Response to Q1: In this study, we designed three biological replicates each subgroup for single-cell RNA-seq at the beginning, but some of the samples failed to be sequenced. Finally, we had to use one biological replicate each subgroup to perform downstream analyses. Although one replicate is really a pity in this experiment, we think our results are reliable, not sporadic. The reasons are as follows: 1) The results of single-cell RNA-seq have been further verified by qRT-PCR based on three biological replicates of each subgroup; 2) The data of comparative genomics have also supported the results of transcriptomic analysis in this study; 3) One previous study has proved that SMART-seq2 transcriptome libraries have improved detection, coverage, bias and accuracy compared to traditional libraries (Simone Picelli. et al., 2013, SMART-seq2 for sensitive full-length transcriptome profiling in single cells, Nat Methods.), and therefore the advantage of SMART-seq2 will make the results of transcriptomic analysis of B. coli in our study are more accurate than routine transcriptomic analysis. In addition, we have accordingly supplemented the fact that some of samples failed to be sequenced in limitation section of the clean revised MS. (Line 500-501)

Reviewer 3 Report

The manuscript can be accepted in the present form after the changes introduced

Author Response

Thanks for your positive comments on the revised MS. We sincerely appreciate your support and assistance.

Reviewer 4 Report

The manuscript submitted for review presents as the main objective to perform both transcriptomic profiling based on single-cell RNA sequencing and comparative genomic analysis in order to reveal the possible molecular mechanisms involved on the effect of starch on the proliferation of Balantioides coli in vitro. No articles on the genomic structure and transcriptomic profiling of B. coli have been previously reported in the literature.

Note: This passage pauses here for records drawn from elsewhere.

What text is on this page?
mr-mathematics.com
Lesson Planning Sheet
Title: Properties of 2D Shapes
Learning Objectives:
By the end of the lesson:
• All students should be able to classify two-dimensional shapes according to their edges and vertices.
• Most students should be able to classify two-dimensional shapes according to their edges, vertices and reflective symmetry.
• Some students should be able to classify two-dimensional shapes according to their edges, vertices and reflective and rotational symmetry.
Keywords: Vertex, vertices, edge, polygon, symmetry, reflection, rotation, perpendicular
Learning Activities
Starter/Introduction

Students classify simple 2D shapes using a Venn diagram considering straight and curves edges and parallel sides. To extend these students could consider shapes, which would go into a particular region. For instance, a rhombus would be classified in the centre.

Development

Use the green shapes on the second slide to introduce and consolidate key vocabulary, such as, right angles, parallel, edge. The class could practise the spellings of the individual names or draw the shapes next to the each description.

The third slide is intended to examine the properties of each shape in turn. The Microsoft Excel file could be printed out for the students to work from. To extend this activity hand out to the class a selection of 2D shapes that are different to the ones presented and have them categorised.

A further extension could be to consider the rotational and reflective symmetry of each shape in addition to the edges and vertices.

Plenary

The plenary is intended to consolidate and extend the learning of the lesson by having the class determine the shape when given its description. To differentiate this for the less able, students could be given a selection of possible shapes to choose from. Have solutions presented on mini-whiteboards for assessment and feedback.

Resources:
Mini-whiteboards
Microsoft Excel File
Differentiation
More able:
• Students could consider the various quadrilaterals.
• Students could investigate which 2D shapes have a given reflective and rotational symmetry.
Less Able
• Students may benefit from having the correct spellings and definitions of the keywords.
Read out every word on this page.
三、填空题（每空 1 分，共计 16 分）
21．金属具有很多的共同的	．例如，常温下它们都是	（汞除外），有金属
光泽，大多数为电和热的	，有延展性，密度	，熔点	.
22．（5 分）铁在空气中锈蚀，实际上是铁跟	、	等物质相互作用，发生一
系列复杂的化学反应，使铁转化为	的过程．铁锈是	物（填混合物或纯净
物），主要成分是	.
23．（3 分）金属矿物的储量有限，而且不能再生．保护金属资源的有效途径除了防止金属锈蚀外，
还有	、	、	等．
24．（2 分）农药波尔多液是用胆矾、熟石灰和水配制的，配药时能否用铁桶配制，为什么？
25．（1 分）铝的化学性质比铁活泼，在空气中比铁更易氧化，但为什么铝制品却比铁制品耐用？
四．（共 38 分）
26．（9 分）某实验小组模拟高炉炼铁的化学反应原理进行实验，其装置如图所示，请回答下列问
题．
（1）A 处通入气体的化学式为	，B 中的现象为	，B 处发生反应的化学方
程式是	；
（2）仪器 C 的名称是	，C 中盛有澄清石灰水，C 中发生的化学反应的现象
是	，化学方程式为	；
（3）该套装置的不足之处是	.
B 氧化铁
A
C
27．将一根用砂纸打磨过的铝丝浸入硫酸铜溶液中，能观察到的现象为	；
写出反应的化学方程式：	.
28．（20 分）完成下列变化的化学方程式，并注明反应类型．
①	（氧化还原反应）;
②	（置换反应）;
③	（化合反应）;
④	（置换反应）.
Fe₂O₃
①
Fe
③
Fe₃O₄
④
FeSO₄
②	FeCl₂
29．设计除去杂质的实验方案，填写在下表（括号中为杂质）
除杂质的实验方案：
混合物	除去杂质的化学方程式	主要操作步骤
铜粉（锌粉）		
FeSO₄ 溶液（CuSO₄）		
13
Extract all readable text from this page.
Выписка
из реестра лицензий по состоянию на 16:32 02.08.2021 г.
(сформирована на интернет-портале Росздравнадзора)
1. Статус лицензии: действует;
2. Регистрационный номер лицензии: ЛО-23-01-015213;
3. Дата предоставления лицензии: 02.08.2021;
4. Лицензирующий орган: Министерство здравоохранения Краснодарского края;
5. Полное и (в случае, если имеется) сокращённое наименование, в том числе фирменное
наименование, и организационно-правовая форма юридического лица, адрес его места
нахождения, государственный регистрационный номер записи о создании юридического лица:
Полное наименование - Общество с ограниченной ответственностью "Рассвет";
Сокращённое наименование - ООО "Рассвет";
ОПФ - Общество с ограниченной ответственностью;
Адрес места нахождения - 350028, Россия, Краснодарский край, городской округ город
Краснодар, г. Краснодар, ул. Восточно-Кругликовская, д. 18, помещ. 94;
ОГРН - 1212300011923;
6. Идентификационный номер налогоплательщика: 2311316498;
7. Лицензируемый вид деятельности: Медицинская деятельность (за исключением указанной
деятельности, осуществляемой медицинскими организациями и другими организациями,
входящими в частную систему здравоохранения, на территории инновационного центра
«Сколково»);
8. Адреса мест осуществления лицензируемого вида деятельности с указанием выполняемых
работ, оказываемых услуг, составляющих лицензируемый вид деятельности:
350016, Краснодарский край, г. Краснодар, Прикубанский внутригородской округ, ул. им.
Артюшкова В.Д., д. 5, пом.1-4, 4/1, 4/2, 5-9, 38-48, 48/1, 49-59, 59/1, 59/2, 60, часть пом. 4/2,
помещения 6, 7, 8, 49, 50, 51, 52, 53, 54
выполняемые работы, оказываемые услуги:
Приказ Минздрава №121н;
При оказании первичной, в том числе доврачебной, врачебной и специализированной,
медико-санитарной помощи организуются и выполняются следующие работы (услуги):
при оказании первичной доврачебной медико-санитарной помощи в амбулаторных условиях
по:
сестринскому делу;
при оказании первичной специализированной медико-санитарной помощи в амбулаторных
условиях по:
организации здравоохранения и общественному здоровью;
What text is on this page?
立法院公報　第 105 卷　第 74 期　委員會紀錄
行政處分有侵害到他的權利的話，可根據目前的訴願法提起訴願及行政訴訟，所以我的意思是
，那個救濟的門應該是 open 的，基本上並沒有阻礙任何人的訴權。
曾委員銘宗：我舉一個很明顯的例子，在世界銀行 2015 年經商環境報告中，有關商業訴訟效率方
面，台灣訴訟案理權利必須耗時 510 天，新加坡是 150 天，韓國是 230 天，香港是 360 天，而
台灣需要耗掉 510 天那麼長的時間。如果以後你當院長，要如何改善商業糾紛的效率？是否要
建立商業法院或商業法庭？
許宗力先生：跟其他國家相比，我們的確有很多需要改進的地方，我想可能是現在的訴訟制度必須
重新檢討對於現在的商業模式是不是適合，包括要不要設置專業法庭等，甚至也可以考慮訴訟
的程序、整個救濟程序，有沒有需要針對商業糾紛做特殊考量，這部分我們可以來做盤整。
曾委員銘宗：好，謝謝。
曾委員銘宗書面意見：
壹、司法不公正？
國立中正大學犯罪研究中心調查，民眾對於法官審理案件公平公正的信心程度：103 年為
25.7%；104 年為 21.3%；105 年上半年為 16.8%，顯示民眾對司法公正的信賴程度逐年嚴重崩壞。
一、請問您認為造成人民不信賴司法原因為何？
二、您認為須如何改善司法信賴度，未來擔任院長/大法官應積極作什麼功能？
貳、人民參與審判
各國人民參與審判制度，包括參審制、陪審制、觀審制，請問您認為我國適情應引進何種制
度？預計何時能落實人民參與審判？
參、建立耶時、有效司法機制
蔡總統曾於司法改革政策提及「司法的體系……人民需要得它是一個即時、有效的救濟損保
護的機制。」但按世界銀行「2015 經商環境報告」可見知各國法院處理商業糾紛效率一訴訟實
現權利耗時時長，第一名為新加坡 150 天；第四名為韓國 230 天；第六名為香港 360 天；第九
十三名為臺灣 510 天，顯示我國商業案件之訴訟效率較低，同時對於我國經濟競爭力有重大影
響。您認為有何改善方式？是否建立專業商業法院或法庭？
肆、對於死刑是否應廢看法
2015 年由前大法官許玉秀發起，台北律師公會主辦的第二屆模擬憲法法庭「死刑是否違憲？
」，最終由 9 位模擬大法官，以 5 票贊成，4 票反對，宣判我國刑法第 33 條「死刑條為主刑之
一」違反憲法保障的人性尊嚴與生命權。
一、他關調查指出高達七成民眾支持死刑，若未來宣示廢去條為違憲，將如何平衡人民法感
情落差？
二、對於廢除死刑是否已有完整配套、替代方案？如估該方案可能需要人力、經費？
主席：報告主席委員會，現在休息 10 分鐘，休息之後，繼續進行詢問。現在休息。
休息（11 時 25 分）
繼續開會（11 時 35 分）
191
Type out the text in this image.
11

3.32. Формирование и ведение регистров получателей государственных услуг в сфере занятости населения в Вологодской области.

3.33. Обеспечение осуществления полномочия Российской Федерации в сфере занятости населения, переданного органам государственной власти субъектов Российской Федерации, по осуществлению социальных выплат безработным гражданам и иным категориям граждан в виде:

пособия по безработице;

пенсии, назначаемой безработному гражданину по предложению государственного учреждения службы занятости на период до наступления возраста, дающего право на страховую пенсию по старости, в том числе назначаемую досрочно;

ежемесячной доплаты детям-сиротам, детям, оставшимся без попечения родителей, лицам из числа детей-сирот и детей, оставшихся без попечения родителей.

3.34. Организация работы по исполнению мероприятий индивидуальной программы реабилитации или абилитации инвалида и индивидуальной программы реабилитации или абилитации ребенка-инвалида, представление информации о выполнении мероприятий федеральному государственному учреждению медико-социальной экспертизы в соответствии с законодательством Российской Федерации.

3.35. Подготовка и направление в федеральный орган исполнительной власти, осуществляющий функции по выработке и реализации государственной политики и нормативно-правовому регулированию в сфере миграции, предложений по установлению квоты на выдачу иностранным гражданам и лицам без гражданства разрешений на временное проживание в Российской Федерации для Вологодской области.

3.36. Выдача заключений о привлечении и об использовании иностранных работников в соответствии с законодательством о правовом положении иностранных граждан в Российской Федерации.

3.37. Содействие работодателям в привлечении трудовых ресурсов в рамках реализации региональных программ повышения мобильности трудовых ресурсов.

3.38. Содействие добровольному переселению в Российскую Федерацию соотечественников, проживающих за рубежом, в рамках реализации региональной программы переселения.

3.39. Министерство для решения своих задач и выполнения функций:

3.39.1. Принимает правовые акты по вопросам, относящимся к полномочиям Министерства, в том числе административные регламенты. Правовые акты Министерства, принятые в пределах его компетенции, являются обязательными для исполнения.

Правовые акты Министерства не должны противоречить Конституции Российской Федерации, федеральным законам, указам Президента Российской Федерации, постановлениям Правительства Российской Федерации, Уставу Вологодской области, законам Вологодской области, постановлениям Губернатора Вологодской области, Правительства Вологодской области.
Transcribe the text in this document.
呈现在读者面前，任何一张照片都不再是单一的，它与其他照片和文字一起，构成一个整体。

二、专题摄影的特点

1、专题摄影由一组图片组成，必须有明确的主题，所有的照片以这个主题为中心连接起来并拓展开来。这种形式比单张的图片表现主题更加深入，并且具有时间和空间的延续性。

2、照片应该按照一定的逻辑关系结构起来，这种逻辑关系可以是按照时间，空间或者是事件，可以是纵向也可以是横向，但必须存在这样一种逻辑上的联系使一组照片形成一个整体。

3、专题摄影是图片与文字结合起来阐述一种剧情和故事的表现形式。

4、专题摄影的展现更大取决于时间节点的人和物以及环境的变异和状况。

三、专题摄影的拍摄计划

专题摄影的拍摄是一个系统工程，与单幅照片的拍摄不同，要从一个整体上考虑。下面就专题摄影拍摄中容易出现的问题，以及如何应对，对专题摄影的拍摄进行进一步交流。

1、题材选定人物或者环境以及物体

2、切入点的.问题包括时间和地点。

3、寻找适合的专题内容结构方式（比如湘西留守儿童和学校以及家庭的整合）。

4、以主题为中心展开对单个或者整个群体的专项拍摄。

Therefore, the manuscript presented is highly original in this sense, as the manuscript submitted provides an interesting approach trying to associate the molecular mechanism as related to amylose metabolism to discover the metabolic pathways found in B. coli by promoting the cell cycle and suppressing the autophagy of B. coli trophozoites proliferating in vitro, to the possible presentation and clinical severity of diarrheal disease (Balantidiasis) in weaned piglets. Overall the manuscript is well written and the appropriate citations have been included in the references section.

Author Response

Thanks for your positive comments on the revised MS. We sincerely appreciate your support and assistance.